Il consumatore leggendo con attenzione l’etichetta presente sulla confezione di olio sa esattamente cosa sta comprando ed ha la possibilità di distinguere il prodotto italiano dagli oli di oliva provenienti da altri Paesi comunitari e non comunitari.
Le indicazioni in etichetta
Voci obbligatorie
1.Denominazione di vendita
2.Indicazione “Olio di categoria superiore ottenuto direttamente dalle olive e unicamente mediante procedimenti meccanici” (per l’olio extravergine);
“Olio di oliva ottenuto direttamente dalle olive e unicamente mediante procedimenti meccanici”(per l’olio di oliva vergine).
3.Riferimenti al responsabile commerciale (nome e/o marchio, indirizzo).
4.Sede dello stabilimento di confezionamento con codice alfanumerico identificativo della provincia.
5.Indicazione dell’origine, secondo quanto stabilito dal Reg. Ce 182/09.
6.Quantità.
7.Termine minimo di conservazione indicato almeno con mese/anno.

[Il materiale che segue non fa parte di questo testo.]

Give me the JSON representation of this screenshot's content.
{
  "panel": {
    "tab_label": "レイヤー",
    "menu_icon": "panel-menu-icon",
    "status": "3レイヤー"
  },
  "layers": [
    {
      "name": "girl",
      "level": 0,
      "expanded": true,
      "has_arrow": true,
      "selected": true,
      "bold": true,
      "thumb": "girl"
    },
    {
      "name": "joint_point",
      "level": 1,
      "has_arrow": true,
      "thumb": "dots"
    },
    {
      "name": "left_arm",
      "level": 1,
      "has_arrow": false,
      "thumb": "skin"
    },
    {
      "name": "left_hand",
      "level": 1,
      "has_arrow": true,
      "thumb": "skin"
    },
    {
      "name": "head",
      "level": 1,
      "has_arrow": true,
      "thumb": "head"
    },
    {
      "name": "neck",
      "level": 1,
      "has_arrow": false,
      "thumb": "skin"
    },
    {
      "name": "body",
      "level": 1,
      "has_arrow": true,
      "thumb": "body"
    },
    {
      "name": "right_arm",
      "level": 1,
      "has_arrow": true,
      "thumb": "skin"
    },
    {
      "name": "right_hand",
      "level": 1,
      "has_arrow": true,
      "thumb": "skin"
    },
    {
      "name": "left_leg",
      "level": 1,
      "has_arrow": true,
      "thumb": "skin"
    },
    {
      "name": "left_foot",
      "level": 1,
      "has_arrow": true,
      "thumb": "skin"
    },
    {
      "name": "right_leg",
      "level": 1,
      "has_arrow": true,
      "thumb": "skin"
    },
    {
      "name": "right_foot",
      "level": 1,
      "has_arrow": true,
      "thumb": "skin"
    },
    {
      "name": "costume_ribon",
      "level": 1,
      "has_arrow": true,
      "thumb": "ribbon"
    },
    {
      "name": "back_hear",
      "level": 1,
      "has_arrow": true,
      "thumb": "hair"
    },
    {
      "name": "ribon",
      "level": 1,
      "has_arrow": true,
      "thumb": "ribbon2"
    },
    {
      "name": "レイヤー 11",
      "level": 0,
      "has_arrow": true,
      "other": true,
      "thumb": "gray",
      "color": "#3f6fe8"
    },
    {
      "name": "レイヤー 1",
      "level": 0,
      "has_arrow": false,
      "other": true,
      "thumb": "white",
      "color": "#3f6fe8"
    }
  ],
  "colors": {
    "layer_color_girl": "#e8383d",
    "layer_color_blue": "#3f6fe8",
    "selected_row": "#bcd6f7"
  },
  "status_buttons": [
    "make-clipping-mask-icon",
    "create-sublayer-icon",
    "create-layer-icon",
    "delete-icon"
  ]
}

8.Lotto (facoltativo se il termine minimo di conservazione è riportato con l’indicazione del gg/mm/aaaa).
9.Modalità di conservazione (es. Conservare al riparo dalla luce)
Voci facoltative
1.Indicazioni relative al metodo estrattivo quali “prima spremitura a freddo” oppure “estratto a freddo”, secondo quanto stabilito dal Reg. CE 1019/02.
2.Indicazioni relative alla caratteristiche organolettiche.
3.Indicazioni relative all’acidità massima, ma solo se accompagnate dalle indicazioni (riportate in caratteri della stessa grandezza) relative all’indice dei perossidi, del tenore di cere e dell’assorbimento ultravioletto.
4.Indicazioni relative agli abbinamenti gastronomici del prodotto.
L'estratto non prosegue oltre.